Mas, disse S. Ex.ª o Sr. Visconde de Sá, ha sempre uma excepção contra Portugal: eu não poso comprehender que tal excepção exista, (O Sr. Barão do Tojal: — Apoiado) porque não vejo differença alguma da proporção em que está o valor dos vinhos Portuguezes relativamente ao valor dos outros vinhos; os vinhos da Catalunha tem, e tiveram sempre, um valor menor no mercado do Brasil, do que os de Portugal; os da Sicilia do mesmo modo, e os de França estão nessa proporção; então digo eu que, regulando-se o augmento do direito pelo valor do genero, necessariamente há de caír maior direito no nosso vinho que tem maior preço. E como eu entendo a questão, e póde ser que a não entenda como ella é; mas ouvindo negociantes da praça de Lisboa, e mais de um, e de dous interessados neste negocio, cujas fortuitas estão entregues á exportação deste genero para o Brasil, e perguntando-lhes se acaso pela regulação destes direitos, os vinhos de Portugal tinham maior despeza do que os outros, asseguraram-me que não, e que por ultimo se tinham feito alguns arranjos, a respeito da cobrança destes direitos, que eram favoraveis aos nossos vinhos.
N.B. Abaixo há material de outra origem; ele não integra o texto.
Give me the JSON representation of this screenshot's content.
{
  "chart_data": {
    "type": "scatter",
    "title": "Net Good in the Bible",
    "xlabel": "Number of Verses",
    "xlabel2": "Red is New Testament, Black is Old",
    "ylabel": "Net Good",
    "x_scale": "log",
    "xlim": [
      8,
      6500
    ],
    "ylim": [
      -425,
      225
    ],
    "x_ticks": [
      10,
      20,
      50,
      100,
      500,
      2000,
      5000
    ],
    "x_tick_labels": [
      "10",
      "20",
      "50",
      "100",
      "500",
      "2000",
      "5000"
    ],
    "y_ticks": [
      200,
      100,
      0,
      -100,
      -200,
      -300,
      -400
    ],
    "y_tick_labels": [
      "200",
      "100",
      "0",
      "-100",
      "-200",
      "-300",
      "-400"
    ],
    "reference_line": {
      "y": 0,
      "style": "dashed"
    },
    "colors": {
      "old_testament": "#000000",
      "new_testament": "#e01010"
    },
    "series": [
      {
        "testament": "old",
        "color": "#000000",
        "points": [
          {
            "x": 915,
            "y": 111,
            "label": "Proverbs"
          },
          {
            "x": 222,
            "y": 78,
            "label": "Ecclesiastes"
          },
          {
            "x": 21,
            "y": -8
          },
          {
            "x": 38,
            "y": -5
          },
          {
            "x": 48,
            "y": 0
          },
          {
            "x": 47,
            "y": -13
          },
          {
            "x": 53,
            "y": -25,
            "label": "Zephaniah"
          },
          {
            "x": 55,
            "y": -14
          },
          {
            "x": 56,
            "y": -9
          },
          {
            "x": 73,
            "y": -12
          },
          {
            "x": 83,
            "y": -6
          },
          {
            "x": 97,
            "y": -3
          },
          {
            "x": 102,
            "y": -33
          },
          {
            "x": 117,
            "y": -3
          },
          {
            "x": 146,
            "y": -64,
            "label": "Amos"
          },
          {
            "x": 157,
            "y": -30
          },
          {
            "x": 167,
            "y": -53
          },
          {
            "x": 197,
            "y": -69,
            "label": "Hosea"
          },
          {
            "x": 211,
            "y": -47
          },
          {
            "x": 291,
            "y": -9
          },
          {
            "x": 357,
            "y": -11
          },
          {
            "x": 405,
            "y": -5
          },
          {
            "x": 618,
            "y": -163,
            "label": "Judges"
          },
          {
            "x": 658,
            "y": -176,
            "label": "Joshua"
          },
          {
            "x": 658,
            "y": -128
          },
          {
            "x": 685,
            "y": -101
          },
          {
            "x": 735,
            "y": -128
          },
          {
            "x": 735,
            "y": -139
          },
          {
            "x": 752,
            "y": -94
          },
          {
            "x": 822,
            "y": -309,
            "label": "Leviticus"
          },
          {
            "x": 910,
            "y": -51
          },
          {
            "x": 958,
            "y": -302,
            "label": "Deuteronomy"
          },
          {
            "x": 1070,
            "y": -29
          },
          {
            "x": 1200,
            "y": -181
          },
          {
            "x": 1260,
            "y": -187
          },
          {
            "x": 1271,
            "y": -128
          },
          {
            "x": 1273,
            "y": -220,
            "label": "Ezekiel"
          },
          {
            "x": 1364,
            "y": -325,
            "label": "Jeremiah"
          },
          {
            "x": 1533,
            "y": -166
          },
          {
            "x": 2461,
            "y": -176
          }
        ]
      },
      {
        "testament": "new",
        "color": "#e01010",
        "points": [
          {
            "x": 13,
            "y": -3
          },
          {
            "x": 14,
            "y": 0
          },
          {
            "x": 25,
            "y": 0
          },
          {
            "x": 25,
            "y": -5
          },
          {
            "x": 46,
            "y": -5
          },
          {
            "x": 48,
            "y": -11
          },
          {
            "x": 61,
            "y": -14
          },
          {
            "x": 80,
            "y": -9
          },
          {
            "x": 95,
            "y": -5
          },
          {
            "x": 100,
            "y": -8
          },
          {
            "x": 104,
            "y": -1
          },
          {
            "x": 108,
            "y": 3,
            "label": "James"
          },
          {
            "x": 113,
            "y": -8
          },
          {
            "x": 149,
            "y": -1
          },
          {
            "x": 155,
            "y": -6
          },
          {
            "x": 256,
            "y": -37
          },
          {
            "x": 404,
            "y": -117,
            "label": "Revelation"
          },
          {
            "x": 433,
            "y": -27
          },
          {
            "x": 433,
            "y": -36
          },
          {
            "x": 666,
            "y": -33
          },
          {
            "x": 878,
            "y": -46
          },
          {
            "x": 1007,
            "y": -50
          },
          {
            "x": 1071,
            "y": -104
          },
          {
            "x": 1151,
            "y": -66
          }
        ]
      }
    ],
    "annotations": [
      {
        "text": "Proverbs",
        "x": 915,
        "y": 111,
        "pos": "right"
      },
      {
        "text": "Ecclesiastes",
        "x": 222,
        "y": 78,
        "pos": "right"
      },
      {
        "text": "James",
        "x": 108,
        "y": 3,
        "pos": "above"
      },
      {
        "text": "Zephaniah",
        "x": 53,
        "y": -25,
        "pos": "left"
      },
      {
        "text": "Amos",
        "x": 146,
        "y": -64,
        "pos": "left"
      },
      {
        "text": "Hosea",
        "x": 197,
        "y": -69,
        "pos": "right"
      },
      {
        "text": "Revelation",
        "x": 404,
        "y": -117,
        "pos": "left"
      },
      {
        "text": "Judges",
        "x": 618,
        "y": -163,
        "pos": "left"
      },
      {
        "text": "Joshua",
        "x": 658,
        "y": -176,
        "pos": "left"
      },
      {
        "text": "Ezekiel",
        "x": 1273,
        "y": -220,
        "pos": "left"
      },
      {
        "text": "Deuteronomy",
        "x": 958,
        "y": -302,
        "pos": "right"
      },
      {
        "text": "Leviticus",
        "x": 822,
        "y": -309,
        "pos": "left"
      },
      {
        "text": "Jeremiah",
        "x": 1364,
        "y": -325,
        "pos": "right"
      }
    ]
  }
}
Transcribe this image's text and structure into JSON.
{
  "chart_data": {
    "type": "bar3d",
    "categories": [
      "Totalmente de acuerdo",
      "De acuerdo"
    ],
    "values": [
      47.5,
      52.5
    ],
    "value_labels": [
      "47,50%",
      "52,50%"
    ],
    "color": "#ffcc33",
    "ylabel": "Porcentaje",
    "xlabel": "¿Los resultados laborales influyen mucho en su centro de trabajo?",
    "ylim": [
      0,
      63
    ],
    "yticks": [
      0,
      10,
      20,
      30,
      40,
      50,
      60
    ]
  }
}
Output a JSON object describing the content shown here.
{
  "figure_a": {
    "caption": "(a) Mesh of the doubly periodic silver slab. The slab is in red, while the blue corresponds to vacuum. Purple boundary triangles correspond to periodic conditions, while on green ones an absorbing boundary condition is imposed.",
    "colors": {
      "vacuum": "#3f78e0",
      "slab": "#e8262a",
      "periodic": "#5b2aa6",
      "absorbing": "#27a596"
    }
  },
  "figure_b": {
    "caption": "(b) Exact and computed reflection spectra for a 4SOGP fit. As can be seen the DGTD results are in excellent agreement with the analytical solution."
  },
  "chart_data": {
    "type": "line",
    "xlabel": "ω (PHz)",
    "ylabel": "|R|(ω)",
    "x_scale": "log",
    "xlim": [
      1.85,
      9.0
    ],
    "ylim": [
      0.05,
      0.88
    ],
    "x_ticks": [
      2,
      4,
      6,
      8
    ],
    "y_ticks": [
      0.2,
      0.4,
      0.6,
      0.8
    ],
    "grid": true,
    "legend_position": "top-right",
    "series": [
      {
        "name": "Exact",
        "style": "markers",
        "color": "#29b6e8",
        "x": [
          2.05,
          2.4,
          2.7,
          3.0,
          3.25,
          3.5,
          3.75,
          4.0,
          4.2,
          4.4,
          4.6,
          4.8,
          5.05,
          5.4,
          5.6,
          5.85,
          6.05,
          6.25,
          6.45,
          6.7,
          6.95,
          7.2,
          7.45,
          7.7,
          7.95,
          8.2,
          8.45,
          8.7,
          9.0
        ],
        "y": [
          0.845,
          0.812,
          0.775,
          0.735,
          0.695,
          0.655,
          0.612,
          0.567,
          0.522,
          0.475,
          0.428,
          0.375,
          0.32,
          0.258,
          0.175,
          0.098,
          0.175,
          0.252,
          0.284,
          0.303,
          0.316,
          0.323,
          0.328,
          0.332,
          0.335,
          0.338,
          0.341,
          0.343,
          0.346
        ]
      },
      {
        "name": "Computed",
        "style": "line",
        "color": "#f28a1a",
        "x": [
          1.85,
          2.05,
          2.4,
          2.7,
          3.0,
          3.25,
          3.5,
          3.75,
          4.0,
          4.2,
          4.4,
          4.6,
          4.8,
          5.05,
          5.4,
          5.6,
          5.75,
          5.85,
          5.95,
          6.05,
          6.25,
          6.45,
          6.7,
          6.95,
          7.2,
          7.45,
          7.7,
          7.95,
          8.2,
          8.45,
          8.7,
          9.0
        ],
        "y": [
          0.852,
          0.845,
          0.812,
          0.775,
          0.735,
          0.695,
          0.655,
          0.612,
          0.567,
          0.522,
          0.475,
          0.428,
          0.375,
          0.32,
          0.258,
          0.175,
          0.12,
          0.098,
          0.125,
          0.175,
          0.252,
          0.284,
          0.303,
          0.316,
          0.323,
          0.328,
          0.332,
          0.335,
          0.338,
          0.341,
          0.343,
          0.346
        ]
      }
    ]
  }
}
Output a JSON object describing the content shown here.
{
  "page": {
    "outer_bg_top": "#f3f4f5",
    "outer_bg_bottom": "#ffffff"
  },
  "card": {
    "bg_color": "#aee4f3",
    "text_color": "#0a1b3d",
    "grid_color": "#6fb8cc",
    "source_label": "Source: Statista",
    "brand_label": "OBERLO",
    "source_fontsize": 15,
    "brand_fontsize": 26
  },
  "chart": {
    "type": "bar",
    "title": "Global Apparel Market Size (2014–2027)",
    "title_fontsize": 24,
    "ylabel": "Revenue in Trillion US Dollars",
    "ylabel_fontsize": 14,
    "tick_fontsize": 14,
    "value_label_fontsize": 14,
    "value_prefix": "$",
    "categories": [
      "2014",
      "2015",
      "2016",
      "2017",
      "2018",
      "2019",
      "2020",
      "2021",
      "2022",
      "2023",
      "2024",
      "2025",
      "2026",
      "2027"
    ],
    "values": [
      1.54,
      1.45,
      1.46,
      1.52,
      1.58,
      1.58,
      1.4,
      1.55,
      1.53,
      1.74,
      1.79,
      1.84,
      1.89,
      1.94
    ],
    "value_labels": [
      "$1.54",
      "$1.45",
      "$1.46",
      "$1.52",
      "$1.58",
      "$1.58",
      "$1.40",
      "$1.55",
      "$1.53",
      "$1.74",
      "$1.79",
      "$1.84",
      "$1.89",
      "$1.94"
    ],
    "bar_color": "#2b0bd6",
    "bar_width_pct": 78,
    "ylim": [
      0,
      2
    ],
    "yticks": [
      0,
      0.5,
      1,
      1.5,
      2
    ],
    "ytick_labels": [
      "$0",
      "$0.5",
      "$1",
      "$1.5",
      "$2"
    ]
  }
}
Parece-me pois que nós augmentando os direitos sobre os generos Brasileiros, démos logar a que os Brasileiros augmentassem os direitos a uva dos generos Portuguezes, ao mesmo tempo que tambem os augmentaram para outra Nações; comtudo o Governo do Brasil não duvidará, se nós lhe fizermos algumas concessões, diminuindo esses direitos, entrar comnosco em um accordo amigavel a respeito dos generos de Portugal. Não é muito que o Brasil exija que diminuamos o imposto lançado nos seus generos, quando nós queremos, que elle diminua aquelle que foi lançado aos nossos; neste caso parece-me improprio exigir sem animo de compensar. Eu já disse em outra parte que as Nações não fazem favores, mas fazem trocas; e então pertence ao Governo o considerar se a concessão, que o do Brasil assegura, que está prompto a fazer a respeito desses direitos, vale a pena de lhe fazermos igual diminuição a respeito dos outros a que estão sujeitos os seus generos. Isto é negocio para ser considerado pausadamente; mas é força dizer que a importação dos nossos, vinhos não teve a terrivel diminuição que se augurou quando chegou aquella desanimadora noticia do augmento dos 50 por cento, e menos tem lido proximamente.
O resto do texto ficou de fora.